How to find your “people like us”?
In our last conversation, we talked about how “people like us, do things like this.” How identifying your tribe, and then acting in ways that show you are a part of that tribe, can significantly accelerate the growth of your business.
Which begs the question: who are your people like us, and how do you demonstrate you’re part of the tribe?
Pick an industry
The easiest way to specialize is to pick an industry to focus on. I know a banker who specializes in working with dentists, a lawyer who specializes in breweries, an IT company who works only with distributors. The simple formula is “I help X with Y.”
This is called “vertical specialization,” and it has some significant advantages.
When you are the banker for dentists you learn to speak the language that dentists speak. You meet other folks who specialize in helping dentists, people who do marketing for dentists, or architecture for dental offices, and you can share clients.
It’s easy to figure out where dentists flock together. You can attend the dental conferences and even become a speaker on financing dental practices.
You become one of the tribe you serve because you are the only one who knows about “X”.
Let me give you an example.
One of my clients, Brooke Foley of Jayne Agency, loves working with big brands so she became certified as a W/M/V/LGBTQ Business. Big companies want to increase their “spend” with diverse suppliers, so this certification was a way to stand out from the many competing agencies chasing big brand business.
But, something unexpected happened as Brooke attended minority business events where big brands came to meet potential suppliers. The other suppliers there were interested in her agency for their own marketing to big businesses.

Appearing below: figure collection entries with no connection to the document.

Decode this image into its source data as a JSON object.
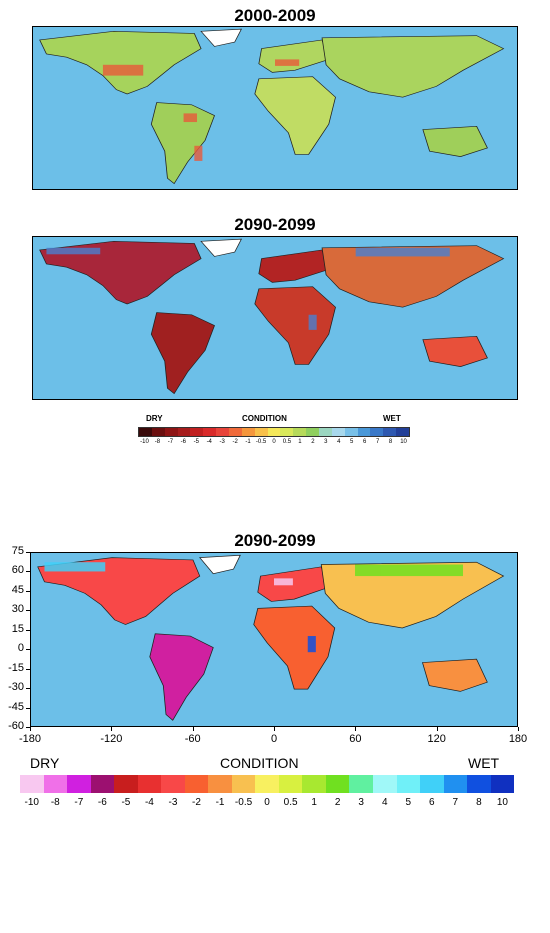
{
  "maps": [
    {
      "title": "2000-2009"
    },
    {
      "title": "2090-2099"
    },
    {
      "title": "2090-2099"
    }
  ],
  "legend_small": {
    "dry": "DRY",
    "condition": "CONDITION",
    "wet": "WET",
    "ticks": [
      "-10",
      "-8",
      "-7",
      "-6",
      "-5",
      "-4",
      "-3",
      "-2",
      "-1",
      "-0.5",
      "0",
      "0.5",
      "1",
      "2",
      "3",
      "4",
      "5",
      "6",
      "7",
      "8",
      "10"
    ],
    "colors": [
      "#3a0a0a",
      "#6b0f0f",
      "#8e1414",
      "#a61c1c",
      "#c02020",
      "#d92a2a",
      "#e8443a",
      "#f06a3a",
      "#f5963c",
      "#f8c04a",
      "#f5e85a",
      "#d8e85a",
      "#b6da5a",
      "#8fcf5e",
      "#9bd6c0",
      "#a8d8ec",
      "#78c0e8",
      "#4a98d8",
      "#3a78c8",
      "#2e58b0",
      "#223f98"
    ]
  },
  "legend_large": {
    "dry": "DRY",
    "condition": "CONDITION",
    "wet": "WET",
    "ticks": [
      "-10",
      "-8",
      "-7",
      "-6",
      "-5",
      "-4",
      "-3",
      "-2",
      "-1",
      "-0.5",
      "0",
      "0.5",
      "1",
      "2",
      "3",
      "4",
      "5",
      "6",
      "7",
      "8",
      "10"
    ],
    "colors": [
      "#f8c8f0",
      "#f070e8",
      "#d020e0",
      "#9c1070",
      "#c81e1e",
      "#e83030",
      "#f84848",
      "#f86030",
      "#f89040",
      "#f8c050",
      "#f8f060",
      "#d8f040",
      "#a8e830",
      "#70e020",
      "#60f0a0",
      "#a0f8f8",
      "#70f0f8",
      "#40d0f8",
      "#2090f0",
      "#1050e0",
      "#1030c0"
    ]
  },
  "axes": {
    "lat_ticks": [
      "75",
      "60",
      "45",
      "30",
      "15",
      "0",
      "-15",
      "-30",
      "-45",
      "-60"
    ],
    "lon_ticks": [
      "-180",
      "-120",
      "-60",
      "0",
      "60",
      "120",
      "180"
    ]
  },
  "colors": {
    "ocean": "#6cbfe8",
    "land_base": "#9ccf58"
  }
}
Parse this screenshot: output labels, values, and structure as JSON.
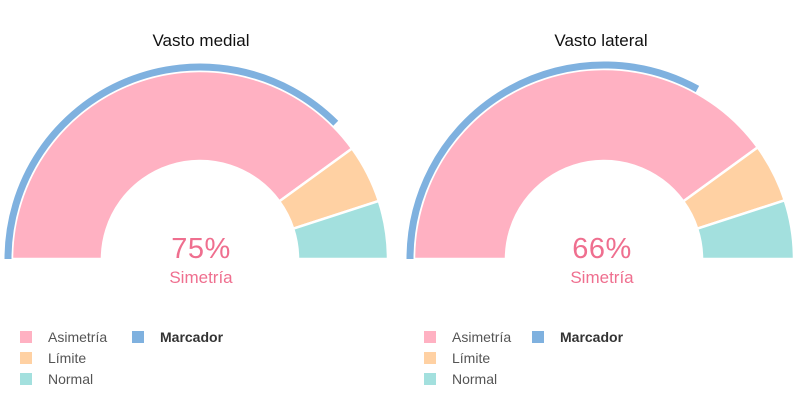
{
  "colors": {
    "asimetria": "#ffb1c2",
    "limite": "#ffd1a3",
    "normal": "#a3e0de",
    "marcador": "#7fb1df",
    "text_accent": "#ef6f8f"
  },
  "chart_data": [
    {
      "type": "gauge",
      "title": "Vasto medial",
      "center_value": "75%",
      "center_label": "Simetría",
      "segments": [
        {
          "name": "Asimetría",
          "value": 80
        },
        {
          "name": "Límite",
          "value": 10
        },
        {
          "name": "Normal",
          "value": 10
        }
      ],
      "marcador": 75,
      "range": [
        0,
        100
      ],
      "legend": [
        "Asimetría",
        "Límite",
        "Normal",
        "Marcador"
      ],
      "legend_position": "bottom-left"
    },
    {
      "type": "gauge",
      "title": "Vasto lateral",
      "center_value": "66%",
      "center_label": "Simetría",
      "segments": [
        {
          "name": "Asimetría",
          "value": 80
        },
        {
          "name": "Límite",
          "value": 10
        },
        {
          "name": "Normal",
          "value": 10
        }
      ],
      "marcador": 66,
      "range": [
        0,
        100
      ],
      "legend": [
        "Asimetría",
        "Límite",
        "Normal",
        "Marcador"
      ],
      "legend_position": "bottom-left"
    }
  ]
}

She realized that her processes worked particularly well to help W/M/V/LTBTQ suppliers articulate what is unique about them (besides their minority status) so they could make a stronger case with big brands. Some big brands even told their suppliers to work with Jayne Agency as a prerequisite for getting their business. Jayne shifted from going after big brand business towards working with diverse suppliers to big brands who needed to tell a better story.
This last week, Brooke spoke at a big diversity supplier conference. She blew the room away! She was able to demonstrate the insights she had gained through working intensely with so many of these diverse suppliers. They saw that she understood the problems that the community has and was able to articulate it in a way that no one else could. After her speech, not only did the suppliers come up to her and ask for her card, but the big brands flocked to her too.
She understood their problems, spoke their language, and now her tribe is chasing her.
Do you work within a particular industry? How can you speak their language, understand their problems, and articulate it in a way that they see you as part of the tribe?